The report, first launched in 2019, measures the gap between the Paris Agreement goals and the countries’ planned production of coal, oil and gas.
It finds that the “production gap” remains large — countries plan to produce more than double the amount of fossil fuel in 2030 than would be consistent with a 1.5 degrees Celsius temperature limit.
This year’s special issue looks at the implications of the Covid-19 pandemic, and the governments’ stimulus and recovery measures on coal, oil and gas production.
It comes at a potential turning point, as the pandemic prompts unprecedented government action, and as major economies, including China, Japan and South Korea, pledge to reach net-zero emissions.
“This year’s devastating forest fires, floods, and droughts and other unfolding extreme weather events serve as powerful reminders for why we must succeed in tackling the climate crisis.
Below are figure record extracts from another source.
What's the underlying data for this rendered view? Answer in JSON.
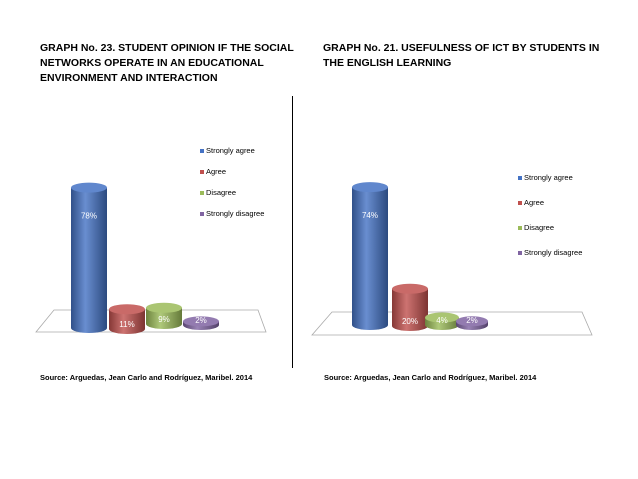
{
  "charts": [
    {
      "title": "GRAPH No. 23. STUDENT OPINION IF THE SOCIAL\nNETWORKS OPERATE IN AN EDUCATIONAL\nENVIRONMENT AND INTERACTION",
      "source": "Source: Arguedas, Jean Carlo and Rodríguez, Maribel. 2014"
    },
    {
      "title": "GRAPH No. 21. USEFULNESS OF ICT BY STUDENTS IN\nTHE ENGLISH LEARNING",
      "source": "Source: Arguedas, Jean Carlo and Rodríguez, Maribel. 2014"
    }
  ],
  "chart_data": [
    {
      "type": "bar",
      "title": "GRAPH No. 23. STUDENT OPINION IF THE SOCIAL NETWORKS OPERATE IN AN EDUCATIONAL ENVIRONMENT AND INTERACTION",
      "categories": [
        "Strongly agree",
        "Agree",
        "Disagree",
        "Strongly disagree"
      ],
      "values": [
        78,
        11,
        9,
        2
      ],
      "data_labels": [
        "78%",
        "11%",
        "9%",
        "2%"
      ],
      "colors": [
        "#4472c4",
        "#c0504d",
        "#9bbb59",
        "#8064a2"
      ],
      "legend": "right",
      "ylim": [
        0,
        80
      ]
    },
    {
      "type": "bar",
      "title": "GRAPH No. 21. USEFULNESS OF ICT BY STUDENTS IN THE ENGLISH LEARNING",
      "categories": [
        "Strongly agree",
        "Agree",
        "Disagree",
        "Strongly disagree"
      ],
      "values": [
        74,
        20,
        4,
        2
      ],
      "data_labels": [
        "74%",
        "20%",
        "4%",
        "2%"
      ],
      "colors": [
        "#4472c4",
        "#c0504d",
        "#9bbb59",
        "#8064a2"
      ],
      "legend": "right",
      "ylim": [
        0,
        80
      ]
    }
  ]
}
As we seek to reboot economies following the COVID-19 pandemic, investing in low-carbon energy and infrastructure will be good for jobs, for economies, for health, and for clean air,” said Inger Andersen, Executive Director, United Nations Environment Programme (UNEP).
“Governments must seize the opportunity to direct their economies and energy systems away from fossil fuels, and build back better towards a more just, sustainable, and resilient future,” Andersen added.
The report was produced by the Stockholm Environment Institute (SEI), the International Institute for Sustainable Development (IISD), the Overseas Development Institute, E3G, and UNEP.
Dozens of researchers contributed to the analysis and review, spanning numerous universities and additional research organisations.
“The research is abundantly clear that we face severe climate disruption if countries continue to produce fossil fuels at current levels, let alone at their planned increases,” said Michael Lazarus, a lead author of the report and the Director of SEI’s US Centre.
“The research is similarly clear on the solution: government policies that decrease both the demand and supply for fossil fuels and support communities currently dependent on them. This report offers steps that governments can take today for a just and equitable transition away from fossil fuels,” Lazarus added.
To reach Paris alignment, coal, oil and gas would need to decrease by 11, 4 and 3 per cent, respectively, but the report estimates that production of each commodity is set to grow by 2 per cent each year until 2030.
The Covid-19 recovery funds have been disproportionately allocated to fossil fuel development, rather than into burgeoning the clean energy industry.
As of October 14, G20 governments had committed $206 billion to fossil fuel production and related activities, as opposed to just $136 billion for clean fuels.
The report finds Covid-19 recovery plans have generally echoed government positions that were already held before the pandemic, seeing fossil fuel-heavy governments increase their support for oil and gas output, while greener economies have viewed the pandemic as an opportunity to further reform.
Responding to the report, Will Nichols, Head of Environment and Climate Change Research at Verisk Maplecroft, said: “One of the true tests of the pandemic will be how we emerge from it. And the key to this research is that coronavirus can mark a turning point in collaborative global climate efforts.
“Correcting policy direction is crucial, but investors must also take these findings on board. The financial industry has tiptoed towards change, but now needs to start taking huge strides.”
Added Bruce Robertson, Energy Finance Analyst, Gas/LNG, at Institute for Energy Economics and Financial Analysis (IEEFA), “The production gap report gives policy makers clear options to change course and ensure a more liveable climate.”